【第526回】  受けの相手の足の動きを止めない、乱さない

合気道は通常、相対で受けと取りを交互に、技を練り合って稽古をしていく。
初めの内は、誰でも素直に技の形を覚え、そして受けを取るものだが、慣れてくると、段々相手を何とか投げよう、抑えようという気持ちが強くなり、それまでの素直な気持ちが薄れていくようだ。

稽古を何年か続けていくと、基本の形を覚え、また、合気道の体ができてきて力もついてくるので、その力で相手を倒したり、抑えようとするのである。
しかし受けの相手が素直に受けを取ってくれれば問題ないが、強くなるに従って段々と相手に頑張られるようになり、時としてぶつかり合いの争いにまで発展することになるのである。

誰でも経験していることであるが、はじめの内は、どうして受けの相手が受けを取らないのか、頑張って倒れてくれないのかはわからないはずである。そして大概は、頑張る受けが悪いと思うものである。

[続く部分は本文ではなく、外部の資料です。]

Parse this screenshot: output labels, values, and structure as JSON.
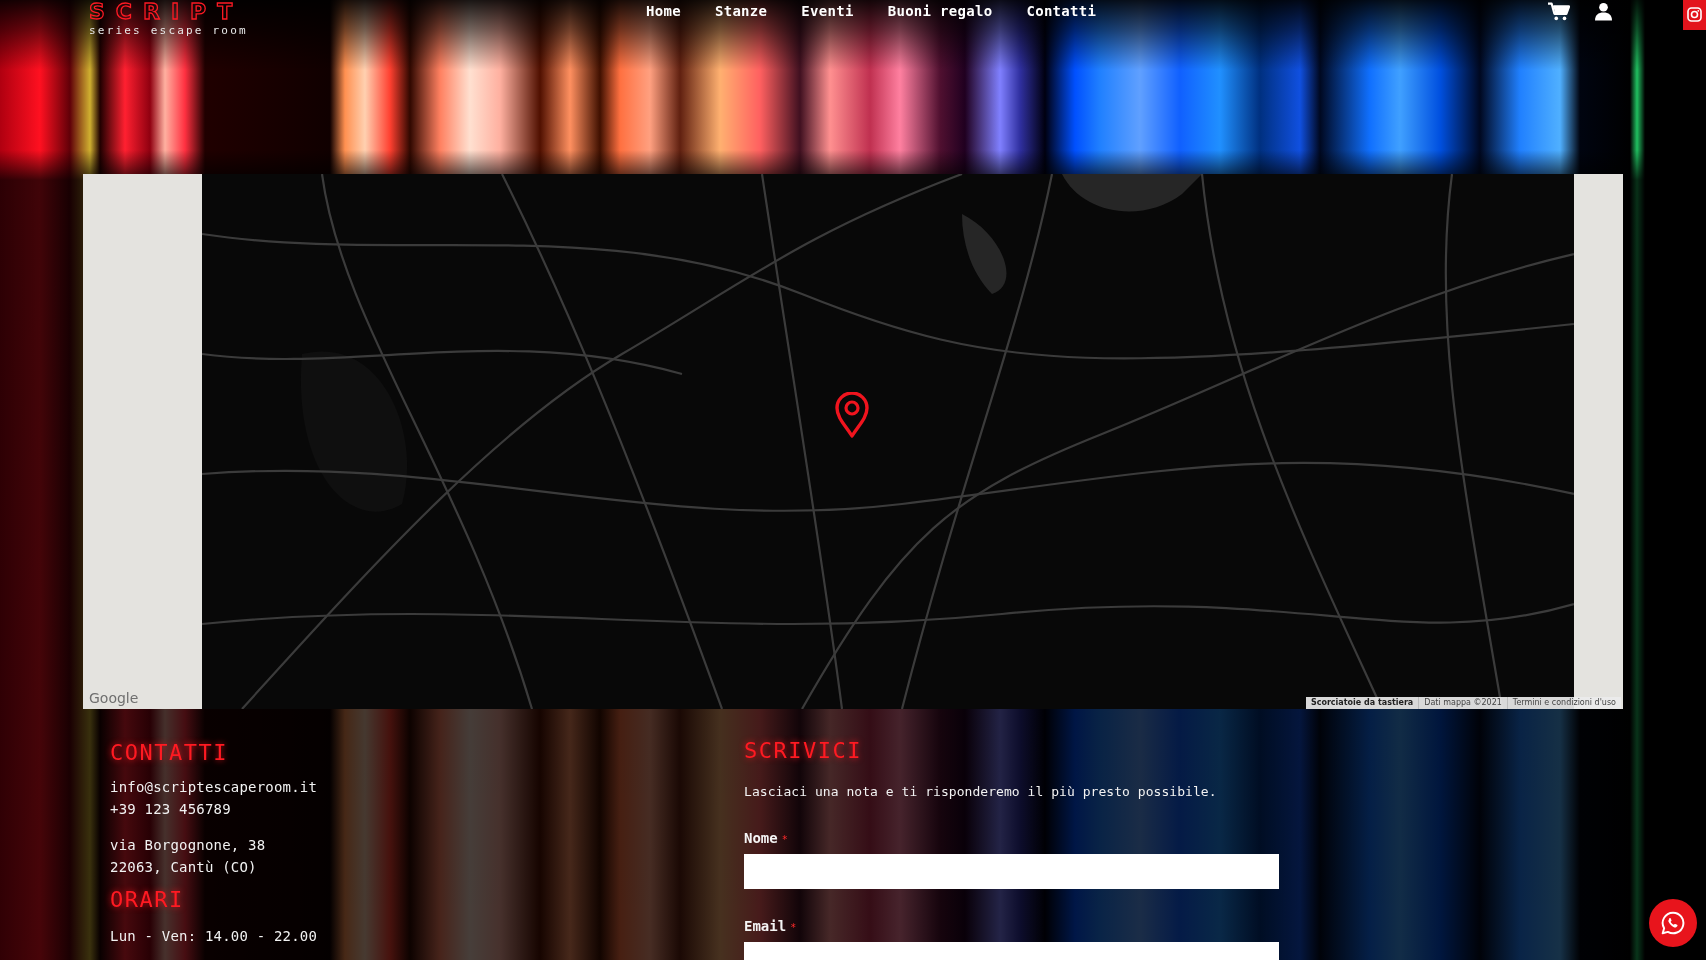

後になって、段々とわかってくるわけだが、相手が頑張るのは、ほとんどの場合、技を掛ける取りにあるのである。所謂、法則違反をして技を掛けることが原因なのである。陰陽や十字、円の動きのめぐり合わせ等々に違反しているのである。そして形で相手が倒れると思って、力に頼ってやっているのである。

合気道は受けの相手を倒すことが目的ではない。受けと結び、一体化する愛の武道であるが、社交ダンスなどとは違う。如何なる受けの相手とも結んでしまい、活殺自由自在であり、相手と結ぶことによって、宇宙とも結び、宇宙との一体化を図ろうとするものなのである。そして、宇宙生成化育を邪魔したり、乱すものを取り除くという使命を持っているのである。

受けの相手に頑張られることがないよう、気持ちよく倒れてくれるようにするには、前述のように、法則に則った技をつかわなければならないことになる。
しかし、自分がつかっている技が、法則に則っているのか否かは中々わからないものである。大概、人は自分の技は正しいと思っているし、思おうとするからである。

自分の技が法則に則ったいい技かどうかは、受けの相手の足の動きに出てくるはずである。技を掛けて、受けの足が止まったり、乱れた場合は、その技は失敗作と言えるだろう。受けの足も、技を掛ける取りの足と同様、右左交互に規則的に動いていなければならない。取りの足と受けの足が、右左交互に規則的に動くわけである。この4本の足のいずれかが居ついて止まったり、左右の規則が乱れれば、その技は上手く収まらないから、受け手は受けを取りたがらないことになるわけである。

己の足の動きを止めたり乱さないだけでなく、受け手の足の動きも止めたり、乱さないように技をつかうようにしなければならないのである。